🤖 AI Summary
Accurate and generalizable estimation of vital signs—particularly blood pressure—from photoplethysmography (PPG) signals remains challenging due to the inherent non-stationarity and inter-subject variability of physiological time series.
Method: This work investigates the potential of Vision Foundation Models (VFMs) for PPG analysis by transforming 1D PPG signals into 2D representations via time-frequency (STFT), phase-space, and recurrence plots, then feeding them into state-of-the-art VFMs (e.g., DINOv3, SIGLIP-2) fine-tuned via Parameter-Efficient Fine-Tuning (PEFT).

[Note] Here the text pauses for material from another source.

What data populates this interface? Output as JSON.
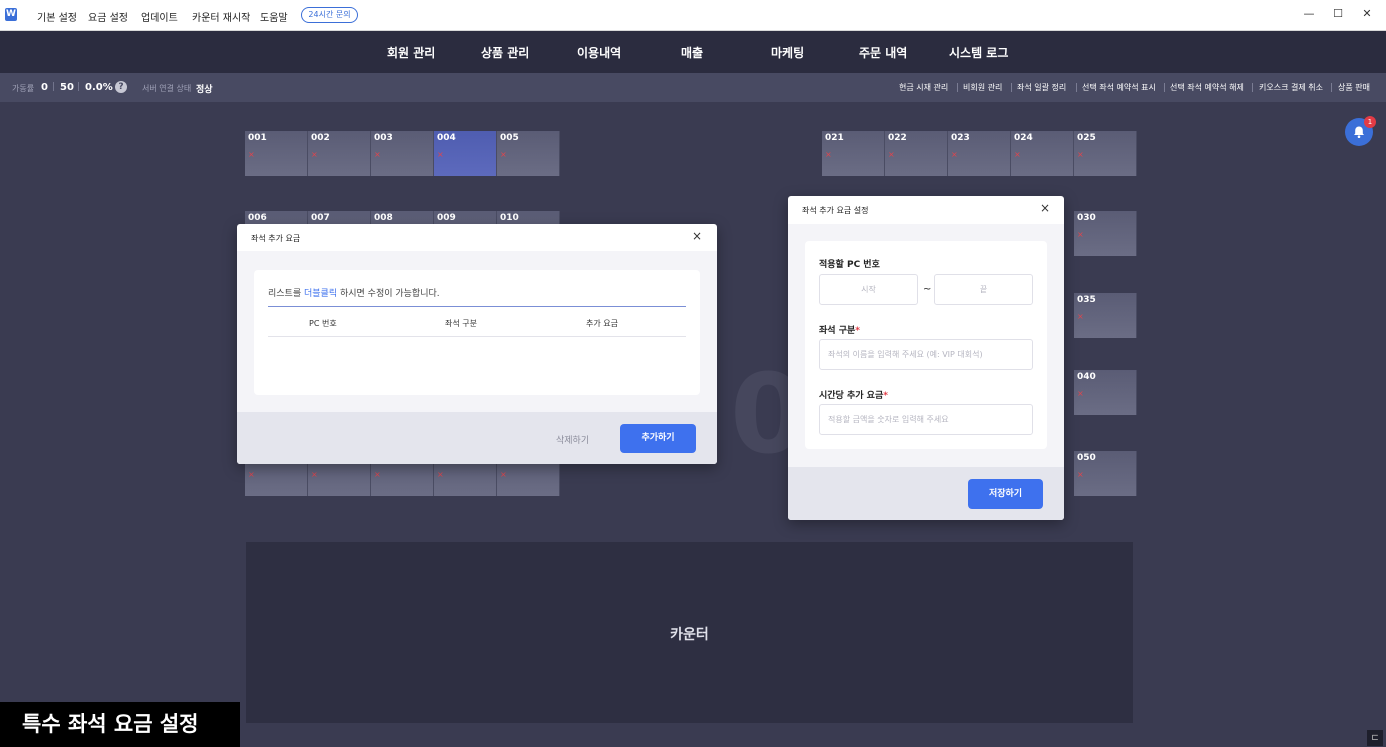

Contribution/Results: To our knowledge, this is the first systematic evaluation demonstrating that VFMs outperform leading temporal models across six physiological estimation tasks—including systolic/diastolic blood pressure—achieving new state-of-the-art (SOTA) accuracy. The approach exhibits both computational efficiency and strong cross-representation generalization. By establishing a “signal → image → VFM” paradigm, this work significantly extends the applicability of vision models to physiological signal processing.
📝 Abstract
Photoplethysmography (PPG) sensor in wearable and clinical devices provides valuable physiological insights in a non-invasive and real-time fashion. Specialized Foundation Models (FM) or repurposed time-series FMs are used to benchmark physiological tasks. Our experiments with fine-tuning FMs reveal that Vision FM (VFM) can also be utilized for this purpose and, in fact, surprisingly leads to state-of-the-art (SOTA) performance on many tasks, notably blood pressure estimation. We leverage VFMs by simply transforming one-dimensional PPG signals into image-like two-dimensional representations, such as the Short-Time Fourier transform (STFT). Using the latest VFMs, such as DINOv3 and SIGLIP-2, we achieve promising performance on other vital signs and blood lab measurement tasks as well. Our proposal, Vision4PPG, unlocks a new class of FMs to achieve SOTA performance with notable generalization to other 2D input representations, including STFT phase and recurrence plots. Our work improves upon prior investigations of vision models for PPG by conducting a comprehensive study, comparing them to state-of-the-art time-series FMs, and demonstrating the general PPG processing ability by reporting results on six additional tasks. Thus, we provide clinician-scientists with a new set of powerful tools that is also computationally efficient, thanks to Parameter-Efficient Fine-Tuning (PEFT) techniques.